The largest missing piece is the driving point of the story: the entire reason Amamiya is sent to prison. When the reader is shown the events that lead to the "death" of the Kobayashi personality, we see the central character exact vigilante-style justice on the serial killer who mutilated his girlfriend. So, unless Amamiya/Kobayashi got some kind of reduced sentence/plea bargain off-panel, the initial plot device establishes a false pretense.
And it gets worse from there. The dialogue is so simplistic, one would think this is geared towards a younger crowd; however, the parental advisory sticker and the first corpse reinforce that this is NOT a book for young'uns. AT ALL. (I'll get to that later.) Also, a particular plot element is established (a barcode tattoo on the corpses' left eyes) but the only semi-exploration of that concept is left as a forced cliffhanger moment. So, don't buy this volume expecting a complete story. It is clearly the first of a serialized story, with an abrupt chopping-off point -- pun intended, and here's why....

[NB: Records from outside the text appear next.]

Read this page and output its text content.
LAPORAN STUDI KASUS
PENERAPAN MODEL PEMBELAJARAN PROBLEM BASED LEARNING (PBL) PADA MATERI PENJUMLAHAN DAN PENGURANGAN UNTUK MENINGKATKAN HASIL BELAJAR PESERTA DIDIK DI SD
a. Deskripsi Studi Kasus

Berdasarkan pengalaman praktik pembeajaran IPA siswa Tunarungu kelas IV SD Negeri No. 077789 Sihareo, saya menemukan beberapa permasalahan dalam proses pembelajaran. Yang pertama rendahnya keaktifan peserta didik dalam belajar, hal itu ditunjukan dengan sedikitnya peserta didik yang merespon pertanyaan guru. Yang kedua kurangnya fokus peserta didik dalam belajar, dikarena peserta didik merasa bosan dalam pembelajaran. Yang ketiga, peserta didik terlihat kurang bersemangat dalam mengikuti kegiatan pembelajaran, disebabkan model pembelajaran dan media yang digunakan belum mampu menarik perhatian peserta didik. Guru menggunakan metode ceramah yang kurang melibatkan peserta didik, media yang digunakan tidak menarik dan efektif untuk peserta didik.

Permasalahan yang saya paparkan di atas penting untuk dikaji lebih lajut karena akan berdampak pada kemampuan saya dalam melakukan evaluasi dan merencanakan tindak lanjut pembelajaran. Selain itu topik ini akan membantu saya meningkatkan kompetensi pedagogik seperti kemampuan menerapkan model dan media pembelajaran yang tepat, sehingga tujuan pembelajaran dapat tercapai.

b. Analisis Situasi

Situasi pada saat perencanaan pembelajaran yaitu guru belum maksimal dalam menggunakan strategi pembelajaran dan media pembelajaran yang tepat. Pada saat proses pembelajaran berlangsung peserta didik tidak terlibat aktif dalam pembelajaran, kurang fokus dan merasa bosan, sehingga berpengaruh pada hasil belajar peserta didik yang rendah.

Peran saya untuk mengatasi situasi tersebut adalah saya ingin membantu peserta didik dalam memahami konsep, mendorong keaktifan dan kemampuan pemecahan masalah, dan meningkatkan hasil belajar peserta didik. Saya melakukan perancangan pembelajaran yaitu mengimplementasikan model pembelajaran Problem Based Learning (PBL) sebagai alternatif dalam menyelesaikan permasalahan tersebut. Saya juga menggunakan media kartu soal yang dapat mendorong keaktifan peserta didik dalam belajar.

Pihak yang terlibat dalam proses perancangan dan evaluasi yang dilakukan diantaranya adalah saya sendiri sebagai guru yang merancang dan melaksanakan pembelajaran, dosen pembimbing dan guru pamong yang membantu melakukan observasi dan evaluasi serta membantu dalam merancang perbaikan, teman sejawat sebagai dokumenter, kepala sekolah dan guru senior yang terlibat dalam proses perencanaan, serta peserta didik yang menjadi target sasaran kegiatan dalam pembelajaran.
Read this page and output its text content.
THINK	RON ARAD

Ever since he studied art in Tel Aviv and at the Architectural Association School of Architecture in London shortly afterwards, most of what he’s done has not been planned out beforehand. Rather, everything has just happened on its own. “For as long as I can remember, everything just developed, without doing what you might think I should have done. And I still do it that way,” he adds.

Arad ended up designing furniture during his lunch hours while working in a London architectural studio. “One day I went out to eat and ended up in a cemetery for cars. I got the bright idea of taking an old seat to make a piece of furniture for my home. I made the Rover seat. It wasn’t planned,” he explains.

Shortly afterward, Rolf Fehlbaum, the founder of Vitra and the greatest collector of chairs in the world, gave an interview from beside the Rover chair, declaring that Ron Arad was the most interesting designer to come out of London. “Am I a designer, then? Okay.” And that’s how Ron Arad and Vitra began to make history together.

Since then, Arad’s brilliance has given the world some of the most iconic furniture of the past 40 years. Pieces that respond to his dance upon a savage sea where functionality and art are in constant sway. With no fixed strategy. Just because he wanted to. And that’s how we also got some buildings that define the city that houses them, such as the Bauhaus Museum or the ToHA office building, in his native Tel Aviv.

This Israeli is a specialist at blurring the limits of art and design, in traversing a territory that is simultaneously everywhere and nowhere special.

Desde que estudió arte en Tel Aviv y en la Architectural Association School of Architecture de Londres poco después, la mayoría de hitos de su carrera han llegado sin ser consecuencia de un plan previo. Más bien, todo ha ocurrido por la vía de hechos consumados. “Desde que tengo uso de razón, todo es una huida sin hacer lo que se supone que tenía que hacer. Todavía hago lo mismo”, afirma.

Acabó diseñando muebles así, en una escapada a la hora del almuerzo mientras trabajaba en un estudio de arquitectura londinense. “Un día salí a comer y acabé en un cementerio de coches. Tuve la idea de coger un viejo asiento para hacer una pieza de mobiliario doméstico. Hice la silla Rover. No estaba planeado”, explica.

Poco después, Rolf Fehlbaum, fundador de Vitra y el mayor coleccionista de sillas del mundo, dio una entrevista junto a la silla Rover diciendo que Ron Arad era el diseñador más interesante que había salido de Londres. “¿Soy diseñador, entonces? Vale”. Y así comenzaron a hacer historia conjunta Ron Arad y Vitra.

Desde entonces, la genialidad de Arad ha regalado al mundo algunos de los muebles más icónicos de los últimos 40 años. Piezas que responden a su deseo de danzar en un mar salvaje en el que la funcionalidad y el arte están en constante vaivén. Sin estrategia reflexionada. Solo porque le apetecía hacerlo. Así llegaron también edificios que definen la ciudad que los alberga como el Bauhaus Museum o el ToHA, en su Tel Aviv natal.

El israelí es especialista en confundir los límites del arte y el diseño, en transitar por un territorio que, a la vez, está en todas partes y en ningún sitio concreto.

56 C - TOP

The depiction of the corpses is the most jarring aspect of the book. They're all female, they're all naked and they are all mutilated/desecrated. Eiji Otsuka has an essay in the back explaining the motivation for showing corpses, that the intended effect is to bring shock back to finding a dead body, as opposed to the mass deaths portrayed in action and sci-fi films. While Otsuka has a point, it's difficult to say if this is the best way to portray it. Manga and some aspects of Japanese media already have a stereotype of degrading women. With the vast majority of violence in this story being against women and displaying their corpses (and in one case, a carefully-preserved mutilated woman) in a sexually explicit manner, this book isn't exactly working against that stereotype.
So, consider yourself forewarned; MPD-Psycho No.1 is not for the faint of heart. The artwork is consistent, but relies too much on gore and sound effects to shoehorn dramatic tension where it would not be otherwise apparent. It has potential for an interesting story in the same vein as Silence of the Lambs or the CBS television series CSI, but the plot is too weak and the dialogue is even weaker. And worst of all, this book doesn't even try to present even an initial chapter, much less a complete story.
Unless one is willing to invest in this series for the long haul, MPD-Psycho No.1 is an easy choice to avoid.